In contrast to most enveloped viruses, poxviruses produce infectious particles that do not acquire their internal lipid membrane by budding through cellular compartments. Instead, poxvirus immature particles are generated from atypical crescent-shaped precursors derived from host membranes. Two key viral proteins participate to this process. A17 inserts in the membrane and is proposed to induce curvature. D13 forms a scaffold remodelling membranes into a closed, spherical particle. Rifampicin reversibly inhibits the formation of viral crescents in a process unrelated to its antibiotic effect.
We have determined the crystal structure of vaccinia virus D13 in complex with rifampicin at a resolution of 2.7Å. This structure identifies the central channel of the D13 trimer as the rifampicin binding site. The antibiotic contacts three conserved phenylalanine residues (F168, F486 and F487) that form a hydrophobic belt delineating the binding site.

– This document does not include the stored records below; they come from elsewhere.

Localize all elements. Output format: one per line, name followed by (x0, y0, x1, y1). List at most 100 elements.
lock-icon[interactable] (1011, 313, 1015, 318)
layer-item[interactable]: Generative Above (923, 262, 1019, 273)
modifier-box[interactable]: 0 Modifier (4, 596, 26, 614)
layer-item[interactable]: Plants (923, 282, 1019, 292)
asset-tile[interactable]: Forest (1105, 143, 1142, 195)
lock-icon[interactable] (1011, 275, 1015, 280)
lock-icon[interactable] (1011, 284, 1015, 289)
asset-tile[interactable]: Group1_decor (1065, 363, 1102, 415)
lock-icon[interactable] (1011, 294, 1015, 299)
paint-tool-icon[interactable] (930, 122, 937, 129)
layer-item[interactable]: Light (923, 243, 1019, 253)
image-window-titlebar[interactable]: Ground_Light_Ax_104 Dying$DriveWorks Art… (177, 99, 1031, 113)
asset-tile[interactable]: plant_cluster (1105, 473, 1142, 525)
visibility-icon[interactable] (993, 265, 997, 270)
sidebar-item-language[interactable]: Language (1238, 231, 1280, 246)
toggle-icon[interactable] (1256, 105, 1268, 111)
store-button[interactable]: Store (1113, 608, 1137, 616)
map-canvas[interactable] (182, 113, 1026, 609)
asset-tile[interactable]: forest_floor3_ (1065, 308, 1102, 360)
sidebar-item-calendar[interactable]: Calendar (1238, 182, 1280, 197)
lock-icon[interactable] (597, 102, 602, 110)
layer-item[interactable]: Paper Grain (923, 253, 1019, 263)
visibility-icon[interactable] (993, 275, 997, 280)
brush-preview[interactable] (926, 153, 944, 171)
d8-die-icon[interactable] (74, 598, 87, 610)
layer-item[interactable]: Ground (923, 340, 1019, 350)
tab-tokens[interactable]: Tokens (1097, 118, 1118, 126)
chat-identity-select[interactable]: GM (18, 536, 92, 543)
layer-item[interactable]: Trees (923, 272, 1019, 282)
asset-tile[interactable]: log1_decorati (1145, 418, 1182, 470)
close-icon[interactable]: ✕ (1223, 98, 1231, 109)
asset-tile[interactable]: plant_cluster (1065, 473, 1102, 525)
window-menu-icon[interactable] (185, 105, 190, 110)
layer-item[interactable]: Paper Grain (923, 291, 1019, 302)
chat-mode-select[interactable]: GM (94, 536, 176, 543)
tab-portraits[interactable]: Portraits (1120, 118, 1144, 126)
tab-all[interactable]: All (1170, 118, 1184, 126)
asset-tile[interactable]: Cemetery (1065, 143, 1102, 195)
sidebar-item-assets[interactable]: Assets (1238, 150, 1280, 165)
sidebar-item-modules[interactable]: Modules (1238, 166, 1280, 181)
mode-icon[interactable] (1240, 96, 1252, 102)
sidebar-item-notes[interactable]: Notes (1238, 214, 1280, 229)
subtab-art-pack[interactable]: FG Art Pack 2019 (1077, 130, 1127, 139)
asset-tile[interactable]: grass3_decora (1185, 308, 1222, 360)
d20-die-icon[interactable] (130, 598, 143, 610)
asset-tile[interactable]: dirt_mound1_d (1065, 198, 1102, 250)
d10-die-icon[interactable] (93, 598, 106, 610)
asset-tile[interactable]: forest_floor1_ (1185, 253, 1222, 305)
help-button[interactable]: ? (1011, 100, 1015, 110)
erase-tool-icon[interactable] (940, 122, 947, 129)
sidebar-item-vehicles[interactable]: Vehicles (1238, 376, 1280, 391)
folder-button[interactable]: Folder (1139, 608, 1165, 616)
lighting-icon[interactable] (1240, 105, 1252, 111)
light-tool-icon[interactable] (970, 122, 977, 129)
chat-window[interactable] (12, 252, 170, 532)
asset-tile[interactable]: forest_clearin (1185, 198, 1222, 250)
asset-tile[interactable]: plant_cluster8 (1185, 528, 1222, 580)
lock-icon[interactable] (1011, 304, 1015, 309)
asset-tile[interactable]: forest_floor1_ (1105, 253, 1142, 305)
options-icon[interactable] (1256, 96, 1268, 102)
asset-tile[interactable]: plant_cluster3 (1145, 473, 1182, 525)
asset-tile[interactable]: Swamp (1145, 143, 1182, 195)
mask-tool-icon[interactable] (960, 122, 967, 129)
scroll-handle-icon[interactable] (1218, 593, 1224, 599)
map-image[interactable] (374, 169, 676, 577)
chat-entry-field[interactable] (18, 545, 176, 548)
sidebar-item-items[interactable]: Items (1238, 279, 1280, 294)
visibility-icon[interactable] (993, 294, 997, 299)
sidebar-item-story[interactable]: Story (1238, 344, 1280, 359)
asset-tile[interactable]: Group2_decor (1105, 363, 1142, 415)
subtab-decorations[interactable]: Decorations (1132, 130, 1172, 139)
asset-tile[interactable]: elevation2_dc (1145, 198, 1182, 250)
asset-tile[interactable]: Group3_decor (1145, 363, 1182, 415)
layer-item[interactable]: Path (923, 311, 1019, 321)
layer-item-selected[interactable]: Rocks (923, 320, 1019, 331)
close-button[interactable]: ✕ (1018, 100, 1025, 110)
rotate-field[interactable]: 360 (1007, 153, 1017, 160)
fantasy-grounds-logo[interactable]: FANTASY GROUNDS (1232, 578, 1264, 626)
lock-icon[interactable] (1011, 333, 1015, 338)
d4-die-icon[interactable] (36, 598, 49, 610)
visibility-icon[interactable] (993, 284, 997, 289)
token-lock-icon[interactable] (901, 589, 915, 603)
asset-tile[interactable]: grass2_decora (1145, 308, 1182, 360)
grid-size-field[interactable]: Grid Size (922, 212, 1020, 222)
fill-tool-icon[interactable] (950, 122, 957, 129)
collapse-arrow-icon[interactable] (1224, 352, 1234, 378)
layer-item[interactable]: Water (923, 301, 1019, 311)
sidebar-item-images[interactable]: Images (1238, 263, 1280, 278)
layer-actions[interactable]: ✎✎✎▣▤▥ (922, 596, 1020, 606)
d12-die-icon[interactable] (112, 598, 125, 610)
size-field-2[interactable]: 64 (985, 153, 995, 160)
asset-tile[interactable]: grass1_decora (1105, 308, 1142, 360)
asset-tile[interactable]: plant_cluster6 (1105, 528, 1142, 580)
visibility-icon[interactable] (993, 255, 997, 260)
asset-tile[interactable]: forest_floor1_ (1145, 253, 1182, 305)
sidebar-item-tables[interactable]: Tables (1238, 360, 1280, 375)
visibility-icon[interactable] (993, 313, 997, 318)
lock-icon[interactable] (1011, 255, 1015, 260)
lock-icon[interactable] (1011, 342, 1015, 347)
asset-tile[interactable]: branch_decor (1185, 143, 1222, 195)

Using CPMG, a ligand-detected NMR technique, we showed that rifampicin directly binds D13 and competes with A17. Consistently, SPR and NMR analysis show that mutations within the phenylalanine belt of the rifampicin-binding site severely reduce A17 binding, evidencing an overlap of binding sites. On the other hand, to map the D13 binding site in A17, a set of A17-derived peptides were assessed for binding to D13 by CPMG. Residues Tyr6 and Tyr7 were identified as the binding determinants for A17 interaction with D13.
We then used a classical fragment-based drug design approach to target the A17/rifampicin binding site in D13, screening a library of 1137 compounds by STD and CPMG NMR. This allowed to identify 25 fragments that bind D13 (representing a 2.2% hit rate). Out of these, 2 molecules with unrelated structures were found to compete with both rifampicin and A17. These two molecules represent lead compounds suitable for optimisation towards the design of assembly inhibitors against poxviruses.